I see teaching as a foundational element of my work as a philosopher. It was in lively seminars as an undergraduate that I first fell in love with philosophy. I recreate such classrooms for my students: inclusive learning environments, in which philosophical texts and questions become authentically meaningful for students.
Further thoughts on pedagogy and on creating a diverse and inclusive classroom are available upon request (rhanlon11 [at] uchicago [.] edu).
As Sole Instructor (Syllabi Available upon Request)
An Introduction to Philosophy Through Film (Spring 2022)

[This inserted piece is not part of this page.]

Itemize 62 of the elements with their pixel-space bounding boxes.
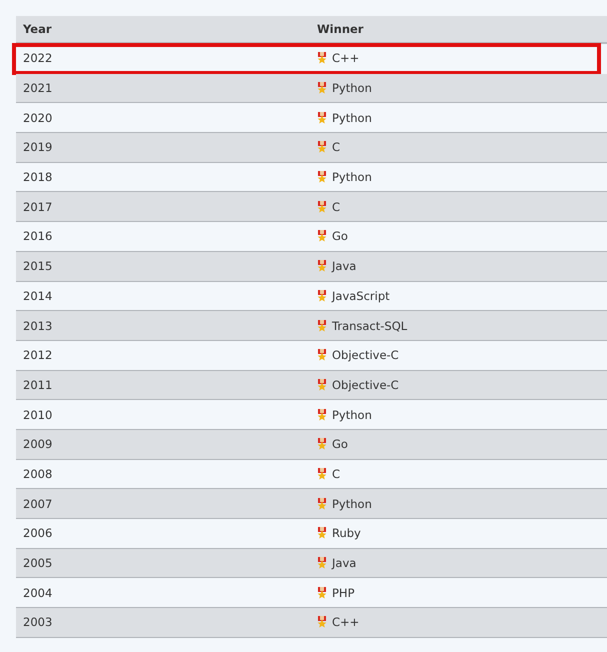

Film has been and is perhaps our central artistic medium, influencing and reflecting the values of our time, while also exploring perennial aspects of the human condition. Movies then present powerful avenues through which to engage with our deepest and most enduring philosophical questions. This course serves as a general introduction to philosophy, using films to explore the practice of thinking philosophically, as well as the broad range of questions and themes with which philosophers have concerned themselves for over 3,000 years, such as: How can we be free if we are subject to the laws of nature? How can we know or perceive anything with certainty? What is a just political community? Can we ever determine the right answer to ethical dilemmas? To explore these questions, we will discuss a wide selection of films, from The Third Man to Office Space to Blade Runner; we will examine how philosophers themselves have engaged directly with those films; and we will study philosophical texts, both historical and contemporary, that address questions raised by those films.
Introduction to the Philosophy of Mind (Winter 2022)
What is a mind? How does the mind relate to one’s brain and body? In what sense can nonhuman animals or computers think? How does our subjective experience relate to the objective world? Versions of these questions have been the focus of reflections on the mind since the beginning of philosophy, which have been grouped under the banner of ‘philosophy of mind’. In this class we will examine central questions in the philosophy of mind, looking to theories that contemporary philosophers have given about the nature of the mind, and their relationship to the increasingly detailed accounts of the natural world that physical and biological sciences provide. Key topics to be investigated are the mind-body problem, as well as its implications for our understanding of consciousness, intentionality, mental content, and personal identity.
Ancient Greek and Roman Conceptions of Soul (Winter 2022)
This course traces a central thread in ancient Greek and Roman thought—the nature of the soul (psuchê). Standing far from what we now associate with the word ‘soul,’ psuchê was treated as the distinguishing mark of life, and the subject of activities like perceiving, feeling emotions, and thinking. Yet the notion also went through radical transformations: from the soul’s mythical beginnings in the Homeric epics, to its immortalization in the Platonic dialogues, to its scientific treatment in Aristotelian biology, to its materialist character in Stoic and Epicurean philosophy. These changes reflected evolving answers to a variety of fundamental questions, such as: what is the relation of soul to body? What is the nature of human reason and thought? Do nonhuman organisms have souls? Is the soul immortal? We will explore these changes, seeing how they were symptomatic of diverging explanations of the natural world, life, the gods, the human good, and immortality. We will also explore how these conceptions foreshadow or depart from contemporary theories of mind, life, and personal identity.
Human Being and Citizen (Fall 2021)
A Core course that explores the ways that Ancient Greek and Abrahamic texts conceive of, express ideals about, and articulate tensions in conceptions and practices of justice, human and divine law, and emotion. Texts include Homer’s Iliad, the book of Genesis, Plato’s Apology, Symposium Laches, Sophocles’ Antigone, and Martin Luther King’s Letter from Birmingham Jail.
Philosophy goes to the Movies: Film and the Meaning of Life
A seminar for the University of Chicago’s Collegiate Scholars Program, introducing high-achieving students from Chicago public schools to central topics in philosophy through popular films (such as Blade Runner and Arrival).
Aristotle’s On the Soul (University of Chicago, Spring 2020)
A small, upper-level undergraduate discussion-based seminar of my own design, focused on a detailed reading of De Anima and the major controversies of 20th scholarship on the text.
As Teaching Assistant
History of Philosophy 1: Ancient Greek Philosophy (University of Chicago, Fall 2019)
A survey of ancient Greek philosophy, focusing centrally on Plato and Aristotle.
Aristotle’s Nicomachean Ethics (University of Chicago, Fall 2019)
A detailed reading of Aristotle’s Nicomachean Ethics, with special attention to the apparent tension with Aristotle’s thinking between the political and contemplative lives as ethical ideals
Ancient Greek Aesthetics (University of Chicago, Winter 2018)
A survey of ancient Greek conceptions of beauty and its ethical force, focusing centrally on the aesthetic theories of Plato, Aristotle, and Plotinus.